Correctness, as usual, follows immediately from the optimal substructure

lemma. We know these are the only candidates,

and by the definition of the recurrence, we pick the best one.

Because the optimal substructure lemma has been proven.

Whether or not g has a negative cycle, this recurrence is correct for all

positive values of I, whether or not g has a negative cycle.

So now, let's see how it's useful to assume that the input graph g does not

have a negative cycle. So we had a quiz not too long ago, that

discussed the use of the no negative cycles hypothesis.

In particular, we argued that N-1 edges are always enough to capture a shortest

path, between S and any possible destination.

Why? Well, suppose there's no negative cycles,

picks a destination V, show me a path that has at least N edges.

If it has at least N edges, then it visits at least N plus one vertices.

There's only N vertices, so the path must visit some vertex twice,

and in between two consecutive visits of a given vertex that's a directed cycle.
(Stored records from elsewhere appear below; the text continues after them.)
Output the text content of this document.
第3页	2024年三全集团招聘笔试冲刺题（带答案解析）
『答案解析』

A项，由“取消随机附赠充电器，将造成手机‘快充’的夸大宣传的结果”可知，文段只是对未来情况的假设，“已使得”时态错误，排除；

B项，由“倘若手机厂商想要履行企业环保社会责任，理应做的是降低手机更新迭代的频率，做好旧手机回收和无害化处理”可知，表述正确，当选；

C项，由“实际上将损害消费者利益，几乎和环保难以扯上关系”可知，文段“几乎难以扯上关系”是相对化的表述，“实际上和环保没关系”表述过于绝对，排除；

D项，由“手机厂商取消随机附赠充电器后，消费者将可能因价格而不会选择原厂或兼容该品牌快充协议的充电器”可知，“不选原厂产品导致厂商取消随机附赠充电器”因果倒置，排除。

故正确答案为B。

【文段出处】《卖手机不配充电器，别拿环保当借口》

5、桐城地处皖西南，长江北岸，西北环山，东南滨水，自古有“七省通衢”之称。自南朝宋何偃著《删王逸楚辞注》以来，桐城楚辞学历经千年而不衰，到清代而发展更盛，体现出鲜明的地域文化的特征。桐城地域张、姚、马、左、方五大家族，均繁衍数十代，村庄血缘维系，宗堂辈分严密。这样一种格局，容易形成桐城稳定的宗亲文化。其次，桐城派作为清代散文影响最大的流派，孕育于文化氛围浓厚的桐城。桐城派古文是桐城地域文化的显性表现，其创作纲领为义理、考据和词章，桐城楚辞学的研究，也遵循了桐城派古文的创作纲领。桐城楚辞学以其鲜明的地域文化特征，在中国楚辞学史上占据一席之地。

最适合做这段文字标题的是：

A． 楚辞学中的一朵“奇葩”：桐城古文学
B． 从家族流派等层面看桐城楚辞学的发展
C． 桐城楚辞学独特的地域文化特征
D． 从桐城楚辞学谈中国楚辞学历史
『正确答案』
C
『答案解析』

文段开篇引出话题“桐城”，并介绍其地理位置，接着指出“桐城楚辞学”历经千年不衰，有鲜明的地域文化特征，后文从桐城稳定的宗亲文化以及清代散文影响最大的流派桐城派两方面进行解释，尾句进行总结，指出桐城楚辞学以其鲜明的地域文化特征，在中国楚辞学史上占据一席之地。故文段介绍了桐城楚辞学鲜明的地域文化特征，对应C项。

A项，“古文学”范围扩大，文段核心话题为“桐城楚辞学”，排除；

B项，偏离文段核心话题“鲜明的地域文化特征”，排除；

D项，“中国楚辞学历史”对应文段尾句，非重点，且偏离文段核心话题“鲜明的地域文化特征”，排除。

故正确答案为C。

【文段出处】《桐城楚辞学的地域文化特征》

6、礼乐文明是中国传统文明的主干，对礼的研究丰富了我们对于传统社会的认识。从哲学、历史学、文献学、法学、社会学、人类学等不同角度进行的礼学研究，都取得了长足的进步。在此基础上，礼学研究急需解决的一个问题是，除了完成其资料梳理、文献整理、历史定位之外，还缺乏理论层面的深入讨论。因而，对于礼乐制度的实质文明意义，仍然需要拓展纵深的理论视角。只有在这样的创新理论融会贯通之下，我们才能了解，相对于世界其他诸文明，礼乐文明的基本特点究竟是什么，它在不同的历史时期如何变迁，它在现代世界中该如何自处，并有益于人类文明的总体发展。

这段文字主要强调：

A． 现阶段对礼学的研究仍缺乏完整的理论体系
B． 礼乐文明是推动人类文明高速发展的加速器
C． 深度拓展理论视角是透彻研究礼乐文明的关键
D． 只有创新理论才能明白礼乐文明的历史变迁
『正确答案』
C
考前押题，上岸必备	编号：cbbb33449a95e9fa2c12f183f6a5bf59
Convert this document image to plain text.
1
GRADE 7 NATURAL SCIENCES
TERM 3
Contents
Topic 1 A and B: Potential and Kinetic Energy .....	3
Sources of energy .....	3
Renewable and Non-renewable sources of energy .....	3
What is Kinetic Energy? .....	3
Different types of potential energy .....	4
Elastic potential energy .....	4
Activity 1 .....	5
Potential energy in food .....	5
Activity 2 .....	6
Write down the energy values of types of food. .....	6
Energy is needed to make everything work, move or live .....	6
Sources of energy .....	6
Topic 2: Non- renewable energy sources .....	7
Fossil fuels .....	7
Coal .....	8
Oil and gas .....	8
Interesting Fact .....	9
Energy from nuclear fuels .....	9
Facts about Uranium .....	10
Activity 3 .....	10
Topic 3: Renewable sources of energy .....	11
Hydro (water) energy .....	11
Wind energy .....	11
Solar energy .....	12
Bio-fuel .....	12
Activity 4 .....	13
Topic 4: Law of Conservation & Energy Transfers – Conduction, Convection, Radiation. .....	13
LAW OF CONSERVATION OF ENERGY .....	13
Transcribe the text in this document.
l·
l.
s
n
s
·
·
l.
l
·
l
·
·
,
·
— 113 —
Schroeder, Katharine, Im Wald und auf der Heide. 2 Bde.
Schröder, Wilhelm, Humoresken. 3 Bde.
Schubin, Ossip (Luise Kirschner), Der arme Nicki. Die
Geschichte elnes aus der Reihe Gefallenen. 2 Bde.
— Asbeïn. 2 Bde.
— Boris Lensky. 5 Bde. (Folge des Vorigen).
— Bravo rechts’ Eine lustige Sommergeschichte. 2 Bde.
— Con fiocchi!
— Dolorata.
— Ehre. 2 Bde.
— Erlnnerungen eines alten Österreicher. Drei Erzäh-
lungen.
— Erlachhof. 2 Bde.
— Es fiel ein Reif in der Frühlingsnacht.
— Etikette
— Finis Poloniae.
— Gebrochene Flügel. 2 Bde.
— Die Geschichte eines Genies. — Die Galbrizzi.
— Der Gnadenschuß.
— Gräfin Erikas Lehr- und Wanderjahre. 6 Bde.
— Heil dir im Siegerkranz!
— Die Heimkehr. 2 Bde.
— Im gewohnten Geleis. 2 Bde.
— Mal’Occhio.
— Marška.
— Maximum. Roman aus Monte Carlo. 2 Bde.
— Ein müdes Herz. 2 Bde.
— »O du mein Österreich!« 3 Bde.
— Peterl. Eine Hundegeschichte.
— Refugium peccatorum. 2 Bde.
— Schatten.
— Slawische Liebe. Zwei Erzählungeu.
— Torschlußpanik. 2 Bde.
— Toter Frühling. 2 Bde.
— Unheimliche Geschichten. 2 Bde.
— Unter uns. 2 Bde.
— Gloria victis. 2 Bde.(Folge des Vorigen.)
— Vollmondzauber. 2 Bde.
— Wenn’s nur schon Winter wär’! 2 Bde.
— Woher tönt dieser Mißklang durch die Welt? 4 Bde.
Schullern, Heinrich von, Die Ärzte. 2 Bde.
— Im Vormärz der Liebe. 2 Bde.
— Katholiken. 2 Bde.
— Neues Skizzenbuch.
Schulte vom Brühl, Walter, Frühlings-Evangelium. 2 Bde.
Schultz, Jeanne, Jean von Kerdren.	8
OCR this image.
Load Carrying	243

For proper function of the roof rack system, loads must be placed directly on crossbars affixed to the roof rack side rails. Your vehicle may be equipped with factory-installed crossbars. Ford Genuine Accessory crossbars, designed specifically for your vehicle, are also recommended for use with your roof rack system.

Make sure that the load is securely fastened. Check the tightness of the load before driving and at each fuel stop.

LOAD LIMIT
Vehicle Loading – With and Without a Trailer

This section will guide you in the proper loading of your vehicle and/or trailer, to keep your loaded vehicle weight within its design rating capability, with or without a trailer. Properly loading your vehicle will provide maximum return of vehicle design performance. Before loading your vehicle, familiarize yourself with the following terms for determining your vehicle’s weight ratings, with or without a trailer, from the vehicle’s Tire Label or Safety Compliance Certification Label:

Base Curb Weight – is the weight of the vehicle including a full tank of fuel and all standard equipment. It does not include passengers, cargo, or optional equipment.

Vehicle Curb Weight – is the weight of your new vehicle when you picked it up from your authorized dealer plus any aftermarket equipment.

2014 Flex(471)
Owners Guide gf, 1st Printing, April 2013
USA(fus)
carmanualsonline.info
My hypothesis? There are no negative directed cycles,

they're all non negative. So if I throw out this directed cycle from this path, I

get a new path to the same destination V and it's overall length has only gone

down. Discarding cycles only makes paths

shorter. That's why there's a shortest path with, with no repeated vertices,

that is with at most n minus one edges. So what does this observation have to do

with our recurrence? Well it tells us, when you only need to

compute the end recurrence, evaluate sub problems for values of I up to n minus

one. There is no point in giving a sub problem

a budget bigger than n minus one edges if there are no negative cycles.

It's not going to be useful. You're guaranteed to have already found

the shortest path by the time I has gone as large as n minus one.